El espectáculo, deudor del concepto creado por el cineasta para las películas de bailes, funciona y, sobre todo, es eficaz, efectista y en algunos momentos rebuscadamente espectacular, lo cual el público agradece con una sonora ovación al finalizar. Sin embargo, quizás hubiera interesado una creación coreográfica convergente en la interpenetración de formas y ritmos flamencos con otros del folclore indio (o al revés), más que la sucesión en alternancia de bailes flamencos e indios que introduce monotonía estructural, subraya las diferencias y corta la empatía emocional que producen ambos sistemas de bailes por la brevedad de las estampas o escenas bailadas.

Entre las diferencias, además de las palmarias de ritmos y cantes (evidentes al yuxtaponerse), la naturaleza de los signos que subraya las divergencias. El baile flamenco expresa sentimientos de dolor o gozo a través del gesto de cara, tronco y brazos, más que de piernas y pies, que marcan el ritmo, el tempo y la agogía, y con ellos la intensidad y la duración de la emoción. Son signos primarios, muy fácilmente reconocibles, porque son orgánicos; es decir, expresiones naturales del sentir a través del cuerpo, que establecen una relación de semejanza entre intérprete y espectador. En el otro extremo, las danzas indias que significan, a través del movimiento de manos y expresiones faciales seguidas de todo el cuerpo, ideas codificadas en ideogramas; es decir, en una escritura realizada con la gestualidad que representa símbolos. Los símbolos, para su comprensión, necesitan un proceso asociativo entre lo que se ve y lo que significan, que se puede deducir de manera emotiva, pero que, de ordinario, necesita de la participación de convenciones culturales y sociales entre intérpretes y espectadores. Esta divergencia en la concepción del signo es elocuente de la disparidad de dos manifestaciones expresivas que brotan de manantiales diferentes (espontaneidad versus elaboración) y que discurren por cauces diferenciados, como prueba la diversa recepción de un baile o una danza contrastada en el Calderón.
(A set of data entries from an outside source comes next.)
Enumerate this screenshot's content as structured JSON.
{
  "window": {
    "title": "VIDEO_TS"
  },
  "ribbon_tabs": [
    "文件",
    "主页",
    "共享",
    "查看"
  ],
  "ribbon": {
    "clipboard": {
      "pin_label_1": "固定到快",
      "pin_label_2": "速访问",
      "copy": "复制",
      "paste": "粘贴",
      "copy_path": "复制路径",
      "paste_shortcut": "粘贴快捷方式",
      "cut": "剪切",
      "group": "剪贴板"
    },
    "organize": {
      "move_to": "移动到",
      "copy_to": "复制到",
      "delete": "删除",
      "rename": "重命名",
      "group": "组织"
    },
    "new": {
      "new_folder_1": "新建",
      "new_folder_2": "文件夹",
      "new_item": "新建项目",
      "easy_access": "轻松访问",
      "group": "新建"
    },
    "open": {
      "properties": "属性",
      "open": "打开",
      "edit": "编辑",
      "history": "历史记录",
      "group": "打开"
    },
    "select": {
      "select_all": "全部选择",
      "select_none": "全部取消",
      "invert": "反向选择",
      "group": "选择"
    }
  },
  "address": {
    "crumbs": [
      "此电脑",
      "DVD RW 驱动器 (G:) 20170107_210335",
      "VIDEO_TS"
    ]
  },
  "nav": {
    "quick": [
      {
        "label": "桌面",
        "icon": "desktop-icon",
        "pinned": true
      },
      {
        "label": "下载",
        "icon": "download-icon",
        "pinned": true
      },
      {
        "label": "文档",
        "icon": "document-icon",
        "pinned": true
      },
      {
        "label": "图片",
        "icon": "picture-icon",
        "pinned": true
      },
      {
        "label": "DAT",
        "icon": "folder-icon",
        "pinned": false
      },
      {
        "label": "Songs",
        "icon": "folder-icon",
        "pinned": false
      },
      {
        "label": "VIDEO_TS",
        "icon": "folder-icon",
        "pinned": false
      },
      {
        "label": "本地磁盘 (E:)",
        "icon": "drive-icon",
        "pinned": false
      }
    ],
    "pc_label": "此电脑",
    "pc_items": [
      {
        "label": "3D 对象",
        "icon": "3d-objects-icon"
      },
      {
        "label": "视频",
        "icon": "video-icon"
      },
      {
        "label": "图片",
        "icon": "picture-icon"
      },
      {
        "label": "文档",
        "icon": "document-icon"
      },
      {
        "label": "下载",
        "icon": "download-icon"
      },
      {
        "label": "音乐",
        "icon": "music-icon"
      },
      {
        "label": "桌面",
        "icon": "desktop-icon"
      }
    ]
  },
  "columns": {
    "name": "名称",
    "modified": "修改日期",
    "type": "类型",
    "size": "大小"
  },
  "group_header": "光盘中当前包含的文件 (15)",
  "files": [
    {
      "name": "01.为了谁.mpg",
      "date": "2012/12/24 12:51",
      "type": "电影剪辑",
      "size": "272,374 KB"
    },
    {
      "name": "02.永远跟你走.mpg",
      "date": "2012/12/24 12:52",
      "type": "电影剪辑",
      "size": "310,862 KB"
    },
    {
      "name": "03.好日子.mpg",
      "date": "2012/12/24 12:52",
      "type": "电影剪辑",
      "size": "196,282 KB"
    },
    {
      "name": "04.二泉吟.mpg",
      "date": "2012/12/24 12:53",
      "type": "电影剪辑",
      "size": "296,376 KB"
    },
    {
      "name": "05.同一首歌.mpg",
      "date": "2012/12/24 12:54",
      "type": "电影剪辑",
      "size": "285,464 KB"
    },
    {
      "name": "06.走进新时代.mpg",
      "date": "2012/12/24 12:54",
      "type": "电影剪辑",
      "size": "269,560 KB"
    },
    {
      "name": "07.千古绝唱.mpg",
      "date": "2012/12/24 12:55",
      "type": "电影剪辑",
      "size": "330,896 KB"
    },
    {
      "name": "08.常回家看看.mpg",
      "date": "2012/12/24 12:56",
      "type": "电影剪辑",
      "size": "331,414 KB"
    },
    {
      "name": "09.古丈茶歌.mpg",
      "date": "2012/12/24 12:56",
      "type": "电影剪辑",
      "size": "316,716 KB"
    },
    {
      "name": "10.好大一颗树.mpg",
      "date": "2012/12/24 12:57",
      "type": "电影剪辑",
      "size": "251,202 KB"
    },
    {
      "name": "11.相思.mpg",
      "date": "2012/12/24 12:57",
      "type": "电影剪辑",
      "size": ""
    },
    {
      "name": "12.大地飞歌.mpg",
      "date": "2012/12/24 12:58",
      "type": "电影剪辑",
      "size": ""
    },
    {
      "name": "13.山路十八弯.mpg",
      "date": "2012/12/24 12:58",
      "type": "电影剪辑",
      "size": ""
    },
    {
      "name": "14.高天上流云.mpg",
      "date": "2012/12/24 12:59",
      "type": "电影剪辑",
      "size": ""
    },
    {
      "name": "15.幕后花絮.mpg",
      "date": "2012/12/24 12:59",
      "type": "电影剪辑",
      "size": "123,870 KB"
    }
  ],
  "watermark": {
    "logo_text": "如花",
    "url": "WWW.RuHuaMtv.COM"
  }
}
Saura que es un magnífico director de cine, sólo se ha aproximado al teatro en dos ocasiones y se percibe en Flamenco India en un par de cuestiones, la iluminación y el uso del escenario. Plantea una iluminación mediante cicloramas de tonalidad diferente que algunas veces recogen sombras o siluetas de los bailarines, pero se trata de un modo de iluminar más cinematográfico que teatral y esto provoca que la luz no se concentre, que se abra en exceso el foco lumínico, dejando entrever otros espacios, músicos u otros bailarines, ensuciando la visión de la escena. Las pantallas, a su vez, las sitúa con relativa proximidad a la boca del escenario e impide que las coreografías tengan profundidad, sentido de la perspectiva, lo cual limita en exceso los movimientos, la proxémica, que es inherente al baile. Parece como si buscara la proximidad de los bailarines con el público como si tratara de realizar primeros planos, que le funcionan muy bien en el cine, pero que no son teatrales. Encontrar el primer plano sobre un escenario se puede lograr pero requiere de una gran sutileza en el diseño de luces, que Saura y su equipo tienen para el cine pero que no trasladan al escenario.

Queden estas reflexiones sobre este espectáculo del agrado del público; muy plástico, con predominio de la estética (exhibida en luces y vestuario), donde no faltan buenas composiciones coreográficas de Carmen Cortes (para el flamenco) o Santosh Nair y Mónica de la Fuente (para las danzas indias).